The current rise in the value of the euro is directly attributable to the crisis in the US stock market, itself a direct result of the frauds perpetrated by major corporations like Enron, Worldcom and Xerox. Despite attempts by the US government to restore confidence, mainly by strengthening the powers of the regulators, international investors have been piling into Europe, fearful that there may be more to come out of the American woodwork and far from sure that the moves announced by President Bush will put corporate America back on the straight and narrow.
But can there be any assurance that the European market is any safer? The grandiose follies of some of Europe’s megacorporations, such as Vivendi and France Telecom who have seen their values tumble because of extravagant spending sprees, ought to sound a note of warning: only this week Deutsche Telekom followed Vivendi in parting with its president because of his reckless over-expansion program.
However, it is Tuesday’s announcement that the governor of the Bank of France, Jean-Claude Trichet, must stand trial over a banking scandal that will set alarm bells ringing. This is the man who is in line to take over as head of the European Central Bank when its current president, Wim Duisenberg, retires, supposedly in July next year. He has come under suspicion because, as a French treasury official, he was directly involved in the 1980s with the then state-owned Credit Lyonnais bank whose reckless lending and consequent bad debts at the time forced a restructuring that cost the French tax payer some $30 billion. The worst of it, resonating so alarmingly with the unfolding US scandals, is that Credit Lyonnais bank tried to cook the books to hide the losses.

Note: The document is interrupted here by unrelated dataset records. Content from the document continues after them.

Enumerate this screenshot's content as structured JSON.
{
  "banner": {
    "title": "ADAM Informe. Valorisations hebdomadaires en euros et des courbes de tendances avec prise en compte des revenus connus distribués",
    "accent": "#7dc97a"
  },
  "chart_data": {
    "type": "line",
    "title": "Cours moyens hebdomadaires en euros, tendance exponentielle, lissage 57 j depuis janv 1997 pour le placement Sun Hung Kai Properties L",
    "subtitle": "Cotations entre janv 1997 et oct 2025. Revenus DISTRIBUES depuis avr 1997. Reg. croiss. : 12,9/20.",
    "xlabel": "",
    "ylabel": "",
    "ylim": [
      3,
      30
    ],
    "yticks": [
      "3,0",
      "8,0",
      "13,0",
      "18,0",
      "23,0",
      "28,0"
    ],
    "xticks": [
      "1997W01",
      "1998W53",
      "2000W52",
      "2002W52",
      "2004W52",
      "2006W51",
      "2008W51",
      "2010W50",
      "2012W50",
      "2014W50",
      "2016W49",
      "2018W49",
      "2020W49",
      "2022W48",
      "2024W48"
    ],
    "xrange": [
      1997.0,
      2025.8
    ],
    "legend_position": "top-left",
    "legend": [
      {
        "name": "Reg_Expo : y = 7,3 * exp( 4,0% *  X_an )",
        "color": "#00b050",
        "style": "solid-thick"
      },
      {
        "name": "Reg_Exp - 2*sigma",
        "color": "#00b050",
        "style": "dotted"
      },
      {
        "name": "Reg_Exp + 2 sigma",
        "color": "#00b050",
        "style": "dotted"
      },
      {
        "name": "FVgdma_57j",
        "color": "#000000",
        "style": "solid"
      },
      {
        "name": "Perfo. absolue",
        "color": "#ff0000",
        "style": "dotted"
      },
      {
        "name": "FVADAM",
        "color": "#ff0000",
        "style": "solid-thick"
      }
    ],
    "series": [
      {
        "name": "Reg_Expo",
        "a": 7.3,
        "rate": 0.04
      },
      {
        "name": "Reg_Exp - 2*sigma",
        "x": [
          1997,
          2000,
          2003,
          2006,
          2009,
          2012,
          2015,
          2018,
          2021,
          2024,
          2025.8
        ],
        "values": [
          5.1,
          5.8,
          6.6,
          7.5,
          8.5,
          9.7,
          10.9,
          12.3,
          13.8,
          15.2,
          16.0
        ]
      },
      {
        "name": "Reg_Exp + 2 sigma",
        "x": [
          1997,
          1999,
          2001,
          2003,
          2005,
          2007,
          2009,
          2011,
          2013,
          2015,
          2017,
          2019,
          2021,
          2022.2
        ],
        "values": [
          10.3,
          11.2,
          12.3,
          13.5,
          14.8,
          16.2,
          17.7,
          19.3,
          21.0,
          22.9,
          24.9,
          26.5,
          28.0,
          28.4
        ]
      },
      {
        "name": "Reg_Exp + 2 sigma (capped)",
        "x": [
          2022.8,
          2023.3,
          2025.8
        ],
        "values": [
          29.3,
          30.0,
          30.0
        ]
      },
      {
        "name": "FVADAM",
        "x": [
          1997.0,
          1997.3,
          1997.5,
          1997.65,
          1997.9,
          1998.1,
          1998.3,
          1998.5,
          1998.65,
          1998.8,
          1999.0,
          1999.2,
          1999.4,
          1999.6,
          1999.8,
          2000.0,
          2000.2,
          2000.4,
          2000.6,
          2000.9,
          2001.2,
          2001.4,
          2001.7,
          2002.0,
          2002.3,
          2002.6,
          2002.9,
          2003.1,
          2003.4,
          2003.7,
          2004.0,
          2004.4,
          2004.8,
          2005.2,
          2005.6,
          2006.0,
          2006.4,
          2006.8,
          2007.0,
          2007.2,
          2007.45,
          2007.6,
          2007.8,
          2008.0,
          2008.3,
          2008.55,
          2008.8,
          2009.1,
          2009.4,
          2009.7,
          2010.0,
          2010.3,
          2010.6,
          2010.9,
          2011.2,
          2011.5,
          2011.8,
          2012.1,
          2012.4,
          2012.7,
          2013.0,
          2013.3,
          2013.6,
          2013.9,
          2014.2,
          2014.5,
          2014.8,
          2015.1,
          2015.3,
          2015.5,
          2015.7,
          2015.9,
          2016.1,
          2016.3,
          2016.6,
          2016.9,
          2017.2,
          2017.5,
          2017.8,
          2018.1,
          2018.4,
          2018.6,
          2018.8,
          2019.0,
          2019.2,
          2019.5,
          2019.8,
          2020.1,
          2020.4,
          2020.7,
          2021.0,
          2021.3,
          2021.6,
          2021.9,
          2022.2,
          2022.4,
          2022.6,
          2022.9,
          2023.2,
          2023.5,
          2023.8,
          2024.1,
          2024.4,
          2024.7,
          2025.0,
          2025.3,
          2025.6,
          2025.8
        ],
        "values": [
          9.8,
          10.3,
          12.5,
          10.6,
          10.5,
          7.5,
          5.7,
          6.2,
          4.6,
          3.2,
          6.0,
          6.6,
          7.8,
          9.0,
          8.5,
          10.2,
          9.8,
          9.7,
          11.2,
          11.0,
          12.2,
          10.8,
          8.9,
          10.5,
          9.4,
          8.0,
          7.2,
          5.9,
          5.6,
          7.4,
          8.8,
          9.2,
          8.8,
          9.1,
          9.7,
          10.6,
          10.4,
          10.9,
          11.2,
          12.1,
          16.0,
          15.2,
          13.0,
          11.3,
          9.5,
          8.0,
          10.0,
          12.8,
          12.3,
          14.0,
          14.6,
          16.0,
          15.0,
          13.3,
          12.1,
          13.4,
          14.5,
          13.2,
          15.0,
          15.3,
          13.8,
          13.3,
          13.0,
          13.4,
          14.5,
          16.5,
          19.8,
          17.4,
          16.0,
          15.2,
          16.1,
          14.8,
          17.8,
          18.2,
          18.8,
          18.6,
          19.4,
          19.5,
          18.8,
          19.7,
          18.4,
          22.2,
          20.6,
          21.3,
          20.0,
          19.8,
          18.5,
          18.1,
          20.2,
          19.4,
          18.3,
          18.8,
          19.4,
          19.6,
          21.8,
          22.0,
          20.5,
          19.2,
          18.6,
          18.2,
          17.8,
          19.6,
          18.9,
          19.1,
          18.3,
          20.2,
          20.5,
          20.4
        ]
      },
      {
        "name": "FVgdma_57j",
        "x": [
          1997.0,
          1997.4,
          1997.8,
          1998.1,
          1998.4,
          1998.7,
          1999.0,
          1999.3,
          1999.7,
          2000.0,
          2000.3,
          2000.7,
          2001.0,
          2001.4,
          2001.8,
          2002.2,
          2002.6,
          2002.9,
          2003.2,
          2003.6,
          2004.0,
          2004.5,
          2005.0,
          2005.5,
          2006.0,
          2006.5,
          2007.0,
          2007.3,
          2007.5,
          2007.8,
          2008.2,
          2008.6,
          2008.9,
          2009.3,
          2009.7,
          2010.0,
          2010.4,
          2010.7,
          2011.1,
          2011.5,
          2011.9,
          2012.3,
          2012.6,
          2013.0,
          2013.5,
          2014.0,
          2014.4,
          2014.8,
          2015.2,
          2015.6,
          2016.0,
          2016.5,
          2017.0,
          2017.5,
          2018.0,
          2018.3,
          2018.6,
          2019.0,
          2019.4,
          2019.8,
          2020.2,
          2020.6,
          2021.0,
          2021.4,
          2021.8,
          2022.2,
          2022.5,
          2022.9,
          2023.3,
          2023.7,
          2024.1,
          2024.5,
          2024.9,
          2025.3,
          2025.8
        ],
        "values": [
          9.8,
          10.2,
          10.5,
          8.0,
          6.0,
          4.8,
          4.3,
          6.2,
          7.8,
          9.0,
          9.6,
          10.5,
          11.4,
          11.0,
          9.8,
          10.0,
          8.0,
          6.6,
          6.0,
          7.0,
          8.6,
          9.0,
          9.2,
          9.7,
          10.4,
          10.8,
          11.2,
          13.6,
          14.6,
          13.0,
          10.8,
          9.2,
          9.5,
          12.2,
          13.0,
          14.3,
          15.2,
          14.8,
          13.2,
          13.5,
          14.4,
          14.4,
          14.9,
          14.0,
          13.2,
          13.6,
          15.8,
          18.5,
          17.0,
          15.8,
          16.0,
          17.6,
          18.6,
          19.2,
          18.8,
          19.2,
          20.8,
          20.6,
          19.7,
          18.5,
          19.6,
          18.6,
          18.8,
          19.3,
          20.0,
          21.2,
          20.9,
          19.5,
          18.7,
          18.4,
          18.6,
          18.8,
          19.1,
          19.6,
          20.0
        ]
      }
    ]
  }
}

Even if Trichet is cleared of any involvement, there is no way that he could be now appointed as president of the ECB; indeed, his present position must be considered tenuous. After the scandals in the US and the disastrous effect they have had on the world economy —- far more devastating than Sept. 11 — the person who takes on the European post has to be seen as whiter than white. Trichet’s appointment would trigger a major crisis of confidence in Europe’s financial probity and consequently in the value of the euro. But there is a further aspect to the Trichet affair that even now threatens a body blow to investor confidence that transparency reigns in the economy of euroland. It has now emerged that French state prosecutors leaned heavily on the magistrate examining the Credit Lyonnais bank case to leave him alone. Moreover, government officials in Paris say that regardless of the circumstances, he remains the French choice to head the ECB. This sends a chill message to investors: it says that the environment of coverup and institutional deception that enabled fraudulent accounting to flourish on both sides of the Atlantic, be it in Credit Lyonnais bank or Enron, is still very much alive and kicking.
Just as investors in the US need to be reassured that new standards of business accounting and transparency are being set, so too in Europe. If they are provided with messages to the contrary — and the Trichet affair does precisely that — they are going to look elsewhere to put their money.